The number of people claiming unemployment benefit has risen faster in north-east Scotland than anywhere else in the UK, House of Commons figures show.
Claimants almost doubled in Banff and Buchan (up 97.5%) and West Aberdeenshire & Kincardine (up 94.9%), according to the briefing paper by the House of Commons Library.
Six north-east constituencies are at the top of the table of UK areas that have seen the largest annual percentage change in claimants in the year to June 2016.
Gordon saw the third biggest change (84.3%) in the UK, followed by Orkney and Shetland (59%), Aberdeen South (53.7%) and Aberdeen North (49.3%).
Inverness, Nairn, Badenoch and Strathspey (24.1%); Moray (19.4%); Angus (13.4%); Ross, Skye and Lochaber (5%) and Dundee West (4.9%) were also amongst the worst-performing areas in Scotland for claimant rises.
Tamworth, near Birmingham, saw the biggest rise outside of Scotland at 34.8%.

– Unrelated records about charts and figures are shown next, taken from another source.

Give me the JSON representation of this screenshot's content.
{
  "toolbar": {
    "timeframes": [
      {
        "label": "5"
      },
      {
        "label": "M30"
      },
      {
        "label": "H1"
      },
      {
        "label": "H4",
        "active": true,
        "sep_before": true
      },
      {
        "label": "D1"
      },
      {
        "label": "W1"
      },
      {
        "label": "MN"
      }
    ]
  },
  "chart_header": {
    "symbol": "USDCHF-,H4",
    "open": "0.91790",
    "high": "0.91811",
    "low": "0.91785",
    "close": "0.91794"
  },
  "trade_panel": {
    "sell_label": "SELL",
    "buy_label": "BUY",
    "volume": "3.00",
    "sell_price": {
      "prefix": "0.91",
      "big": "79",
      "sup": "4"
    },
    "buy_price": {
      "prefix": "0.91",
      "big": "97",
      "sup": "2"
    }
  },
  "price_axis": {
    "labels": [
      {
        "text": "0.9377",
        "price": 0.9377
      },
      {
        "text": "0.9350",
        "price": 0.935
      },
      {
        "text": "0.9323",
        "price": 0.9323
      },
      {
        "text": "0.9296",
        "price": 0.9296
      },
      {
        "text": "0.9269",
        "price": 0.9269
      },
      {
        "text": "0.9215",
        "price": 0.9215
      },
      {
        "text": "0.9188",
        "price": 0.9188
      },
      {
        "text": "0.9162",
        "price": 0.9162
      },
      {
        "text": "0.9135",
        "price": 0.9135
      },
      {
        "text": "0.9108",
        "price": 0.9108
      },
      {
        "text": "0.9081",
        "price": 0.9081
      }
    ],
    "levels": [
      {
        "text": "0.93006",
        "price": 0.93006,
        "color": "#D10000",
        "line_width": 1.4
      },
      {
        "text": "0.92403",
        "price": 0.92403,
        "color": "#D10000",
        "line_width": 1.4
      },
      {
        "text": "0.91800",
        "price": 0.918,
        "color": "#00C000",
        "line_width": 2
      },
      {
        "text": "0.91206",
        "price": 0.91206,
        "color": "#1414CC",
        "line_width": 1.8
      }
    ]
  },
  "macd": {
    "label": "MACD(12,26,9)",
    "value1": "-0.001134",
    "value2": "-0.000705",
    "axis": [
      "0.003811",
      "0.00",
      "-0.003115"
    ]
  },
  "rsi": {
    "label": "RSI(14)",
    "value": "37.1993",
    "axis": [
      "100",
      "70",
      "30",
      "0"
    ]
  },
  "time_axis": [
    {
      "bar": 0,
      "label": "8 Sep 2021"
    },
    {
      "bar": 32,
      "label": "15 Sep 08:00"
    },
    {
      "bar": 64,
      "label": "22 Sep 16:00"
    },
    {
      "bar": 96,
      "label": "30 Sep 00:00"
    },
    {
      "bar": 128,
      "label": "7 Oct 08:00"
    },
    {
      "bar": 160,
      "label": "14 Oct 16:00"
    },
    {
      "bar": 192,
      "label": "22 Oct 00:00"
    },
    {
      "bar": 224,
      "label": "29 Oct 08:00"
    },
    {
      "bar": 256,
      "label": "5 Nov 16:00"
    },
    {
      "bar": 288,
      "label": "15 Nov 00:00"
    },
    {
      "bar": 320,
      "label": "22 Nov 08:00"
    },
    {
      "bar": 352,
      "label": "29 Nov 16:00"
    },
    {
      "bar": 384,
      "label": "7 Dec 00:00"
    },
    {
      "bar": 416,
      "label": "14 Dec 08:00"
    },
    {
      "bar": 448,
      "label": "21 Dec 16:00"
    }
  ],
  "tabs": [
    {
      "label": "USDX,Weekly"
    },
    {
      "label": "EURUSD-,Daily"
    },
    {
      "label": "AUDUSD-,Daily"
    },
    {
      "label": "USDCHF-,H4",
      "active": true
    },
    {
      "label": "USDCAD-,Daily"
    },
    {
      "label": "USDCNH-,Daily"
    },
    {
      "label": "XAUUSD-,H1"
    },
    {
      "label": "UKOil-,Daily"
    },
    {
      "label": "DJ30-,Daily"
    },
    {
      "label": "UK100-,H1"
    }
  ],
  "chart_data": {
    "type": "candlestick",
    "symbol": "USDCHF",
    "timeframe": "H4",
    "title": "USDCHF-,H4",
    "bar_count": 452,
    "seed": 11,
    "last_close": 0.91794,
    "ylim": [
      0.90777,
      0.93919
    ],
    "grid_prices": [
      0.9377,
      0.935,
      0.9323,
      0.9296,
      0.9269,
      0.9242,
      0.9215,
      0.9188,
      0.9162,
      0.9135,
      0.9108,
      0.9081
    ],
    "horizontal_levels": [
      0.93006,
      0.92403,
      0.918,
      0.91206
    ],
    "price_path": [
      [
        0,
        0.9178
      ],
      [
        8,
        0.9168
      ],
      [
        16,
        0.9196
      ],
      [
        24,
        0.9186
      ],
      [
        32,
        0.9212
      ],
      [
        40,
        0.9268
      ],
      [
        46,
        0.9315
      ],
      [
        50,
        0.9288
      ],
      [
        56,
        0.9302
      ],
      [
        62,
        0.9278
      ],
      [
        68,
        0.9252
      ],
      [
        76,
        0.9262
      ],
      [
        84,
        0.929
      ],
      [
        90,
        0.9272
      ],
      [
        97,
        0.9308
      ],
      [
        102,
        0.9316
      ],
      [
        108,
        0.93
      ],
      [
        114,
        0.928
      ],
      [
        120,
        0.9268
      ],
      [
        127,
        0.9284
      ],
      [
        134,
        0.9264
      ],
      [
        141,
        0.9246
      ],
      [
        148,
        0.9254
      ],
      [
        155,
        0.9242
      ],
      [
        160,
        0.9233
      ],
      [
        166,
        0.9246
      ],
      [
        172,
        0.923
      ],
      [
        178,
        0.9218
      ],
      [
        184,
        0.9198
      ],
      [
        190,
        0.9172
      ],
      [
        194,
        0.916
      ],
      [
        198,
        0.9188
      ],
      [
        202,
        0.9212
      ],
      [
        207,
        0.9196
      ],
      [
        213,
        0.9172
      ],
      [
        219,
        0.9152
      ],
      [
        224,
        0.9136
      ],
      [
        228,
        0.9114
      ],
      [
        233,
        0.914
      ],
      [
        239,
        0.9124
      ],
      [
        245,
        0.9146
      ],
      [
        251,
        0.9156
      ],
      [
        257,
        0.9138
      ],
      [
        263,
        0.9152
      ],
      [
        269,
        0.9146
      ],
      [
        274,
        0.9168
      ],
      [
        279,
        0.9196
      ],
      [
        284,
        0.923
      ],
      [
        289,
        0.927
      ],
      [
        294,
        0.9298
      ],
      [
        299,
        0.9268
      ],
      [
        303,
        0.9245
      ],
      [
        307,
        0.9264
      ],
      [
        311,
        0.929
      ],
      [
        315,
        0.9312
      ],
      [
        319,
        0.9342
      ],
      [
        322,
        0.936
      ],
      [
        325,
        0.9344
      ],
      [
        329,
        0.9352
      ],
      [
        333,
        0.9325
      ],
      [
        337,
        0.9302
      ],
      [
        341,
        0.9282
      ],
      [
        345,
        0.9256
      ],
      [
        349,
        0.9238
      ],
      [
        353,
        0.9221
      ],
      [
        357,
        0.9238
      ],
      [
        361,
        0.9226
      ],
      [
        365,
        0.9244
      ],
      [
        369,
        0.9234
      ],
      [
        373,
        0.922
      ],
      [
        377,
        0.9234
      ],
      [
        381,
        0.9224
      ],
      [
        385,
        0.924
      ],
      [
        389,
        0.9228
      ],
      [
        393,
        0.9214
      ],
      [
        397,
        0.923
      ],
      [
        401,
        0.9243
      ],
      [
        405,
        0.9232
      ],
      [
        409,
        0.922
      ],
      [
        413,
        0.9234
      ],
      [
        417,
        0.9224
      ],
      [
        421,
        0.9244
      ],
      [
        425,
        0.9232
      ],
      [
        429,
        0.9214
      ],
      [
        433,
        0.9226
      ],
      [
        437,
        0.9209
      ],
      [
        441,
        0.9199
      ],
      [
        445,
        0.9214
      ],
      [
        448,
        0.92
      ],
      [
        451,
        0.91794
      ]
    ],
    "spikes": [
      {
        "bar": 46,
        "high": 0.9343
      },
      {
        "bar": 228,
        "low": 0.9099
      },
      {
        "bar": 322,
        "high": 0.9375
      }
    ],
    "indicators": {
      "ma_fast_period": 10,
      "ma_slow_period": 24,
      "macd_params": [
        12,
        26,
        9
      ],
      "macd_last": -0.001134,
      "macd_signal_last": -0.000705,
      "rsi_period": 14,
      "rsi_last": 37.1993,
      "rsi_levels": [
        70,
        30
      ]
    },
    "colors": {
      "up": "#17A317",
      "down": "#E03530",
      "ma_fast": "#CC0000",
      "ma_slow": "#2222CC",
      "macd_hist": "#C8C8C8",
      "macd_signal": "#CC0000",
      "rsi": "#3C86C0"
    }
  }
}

The figures reveal the regional variations in people claiming jobseeker's allowance and universal credit across the UK's 650 constituencies.
East Lothian is in the top ten UK constituencies that have seen the biggest fall in claimants (30.3%), with the seventh biggest fall in the UK.
Constituencies in west of Scotland also saw some of the biggest drops in the number of claimants.
A number of constituencies to the south-west of Glasgow, as well as Rutherglen and Dumfries and Galloway, were in the bottom quantile for annual changes in claimant indicating significant falls.